Writing about drawing feels like dancing about art, so until I unveil my “Final Project” at the end of the month, I shall serve up bonnes bouches of esoterica (interspersed with hot takes) collected throughout the week. That should work.
Old news: I never had any chance of escaping a continued self-inflicted Classical education and I’m happy not to fight it, especially with the assistance of Isaac Asimov. Thanks go to him for any Shakespeare-related morsels for the foreseeable future. I’m only just beginning his two-volume-in-one brick of a book, and I’m up to Troilus and Cressida, which is an entire Trojan horse packed with ancient Greek mythology factoids.
Achilles—that problematic hero who’d rather chill in his tent with his boyfriend Patroclus than fight the Trojans for any number of reasons depending on who you read—is the leader of his island’s great soldiers called Myrmidons. Ovid tells us that the island Aegina was named for one of Zeus’ myriad lovers, which naturally led his long-suffering wife Hera to send a plague there. King Aeacus prayed to his father Zeus to intervene, and Zeus obliged by turning all the ants into humans. They were said to be hardy and fierce and super loyal, so they were awesome for battle. Myrmicinae, of course, is a Subfamily in biological taxonomy that includes ANTS. Scientists are whores for Greek mythology, as we all know.

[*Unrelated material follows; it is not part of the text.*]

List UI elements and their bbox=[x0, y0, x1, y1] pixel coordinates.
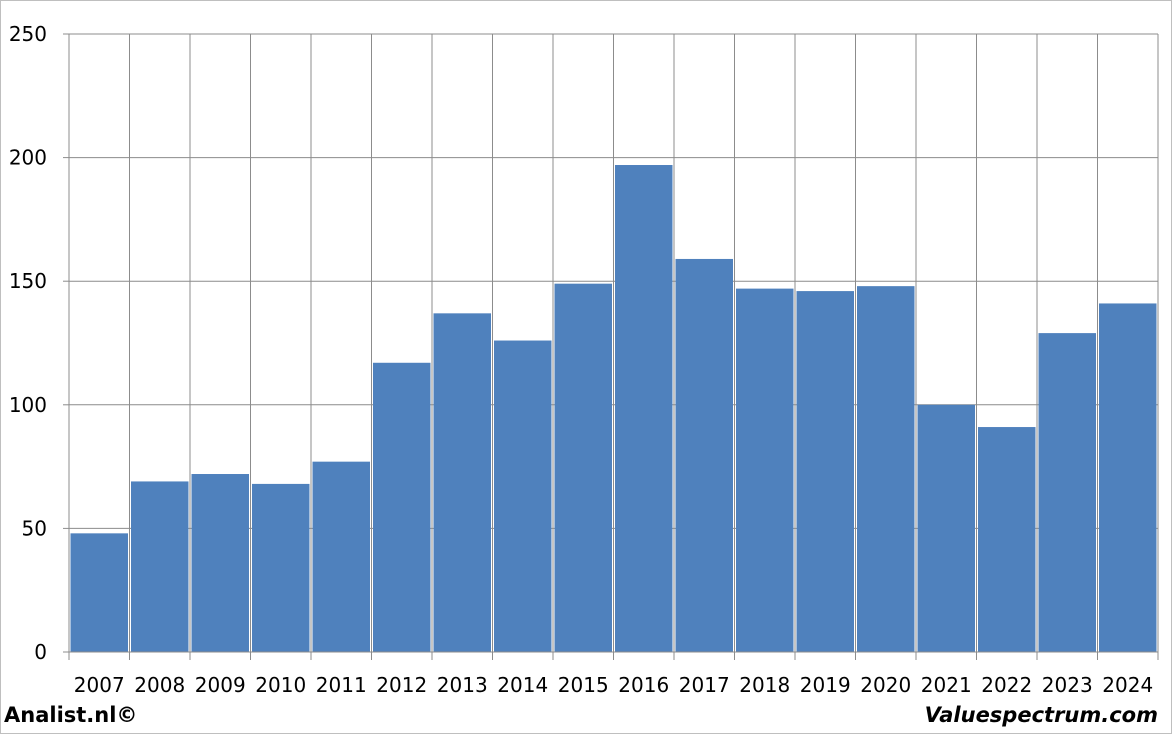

Speaking of scientists--medical ones anyway--we need to talk about the caduceus. Americans have been using it improperly and I’m so excited to judge right now. Many moons ago, I learned from Agent Scully that the winged spiral snake symbol we see associated with medical subjects is called a caduceus. This is the staff of Hermes—Apollo’s brother and the FedEx of the Gods—and apropos to Hermes’ image as a speedy messenger, it is usually representative of commerce and negotiation and indicates neutrality. It’s similar to the true Greek symbol of medicine and healing—the Rod of Asclepius—which is a single snake wrapped around a staff. Snakes, with their ability to slough off old skin and “renew” themselves, are a traditional symbol of rejuvenation. Also, snake parts were often employed in ancient medicines, so certain species came to be associated with healers. BTW, Asclepius is a son of Apollo and father to many daughters, including Hygiea (hygiene) and Panacea (universal remedy). These facts alone make my geeky heart sing.
How did Americans fuck this one up, you ask? 16th century publishers tended to use the caduceus as their printer’s mark, since they were in the business of disseminating information. A British medical publisher in the 19th century used it as well, even though other medical publishers did not, and American medical professionals started associating the dang thing with medicine. Also, during the Civil War, stretcher-bearers wore the caduceus to (correctly) indicate their neutrality so they wouldn’t be shot, but everyone (without a classics degree) just saw it as a symbol of doctors tending to the injured. The US Army even formally adopted the caduceus into its coat of arms for its medical corps to show non-combatant status, which just made the association even stronger. The rest of the world does NOT do this and tend to use the Rod of Asclepius in their iconography for medical arts or medical corps.
We also still use Fahrenheit and won’t adopt metric measurements for lots of things, so basically, we’re dumb. I’ve been only using Celsius on my weather apps for years now and you know what? It’s not hard. All our liquor is in milliliters, and we love that shit. Let’s get with it already, before another conversion error sends yet another multi-million-dollar space probe hurtling to its death on a planet’s surface.
HOT TAKE: Max von Sydow is made of boyfriend material. I've been back to watching more Ingmar Bergman stuff when I can find it (the Almodóvar kick is still going strong though) and I recently watched The Touch (1971) also starring Elliot Gould and Bibi Anderson. I had a hard time imagining someone would cheat on Max with Elliot Gould. Nothing against Elliot--he was actually strangely attractive back in the day--but his character was so fucking bizarre and Bibi's character was even more bizarre for getting into such an affair with him, I just don't get it. The movie was juicy and fascinating though. Not Ingmar's best, but still very Ingmar.
And guess what? I did a drawing after all. In honor of the late Christopher Plummer, also boyfriend material forever. Live on in our eternal hearts, sir.